The answer lies in flexible, all-day dining that’s designed to create connections. Our signature offer, Modern Recipe, brings the taste, choice and convenience of the high street into the heart of the office. Its menus are full of delicious, healthy dishes made with responsibly-sourced ingredients. Its layouts and formats can be endlessly adapted to embed social spaces into the pharma workplace, with restaurants, pantries and quality coffees and snacks available all day. It integrates the latest tech too, using data to meet the needs of the modern employee and to track their changing needs in the future.

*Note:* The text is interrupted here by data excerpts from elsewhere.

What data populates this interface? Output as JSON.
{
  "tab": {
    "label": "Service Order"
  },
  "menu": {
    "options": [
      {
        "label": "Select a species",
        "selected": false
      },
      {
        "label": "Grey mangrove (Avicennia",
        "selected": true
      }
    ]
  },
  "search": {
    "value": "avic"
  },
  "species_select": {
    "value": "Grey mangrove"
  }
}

Using the digital world to provide certainty in uncertain times

Although the pharmaceutical industry is facing a whole range of challenges, the clients that work with us on digital food transformation can see the performance of their workplace reflected in hard numbers. They can see that their employees are actively choosing healthier dishes when given the chance. 

Staying cost-conscious through the change

Our pharma clients are still facing a raft of cost pressures, and we’re helping to bring them down by matching the workplace ever tighter to what today’s employees are looking for. By tracking office usage carefully, for example, we’re enabling one-day closures in underused facilities, saving tens of thousands in labour and energy costs to enable continued investment in the workplace experience. 

At a time when competition for talent – and market share – has never been more intense, innovating workplace food, space and tech can create the right conditions for a happy, productive and creative pharma workforce.  

The digital world can turn data into meaningful insight, improving employer decision-making and also employee engagement. Displaying information on the carbon emissions from the previous week’s consumption, for example, matches consumers’ growing desire for action on climate change and gives them agency to be part of that action. From carbon to calories and from footfall to dwell time, we’re collecting 50 million data points per month. By the end of 2024, we’ll be looking at five times that amount, and it’s going to add real value.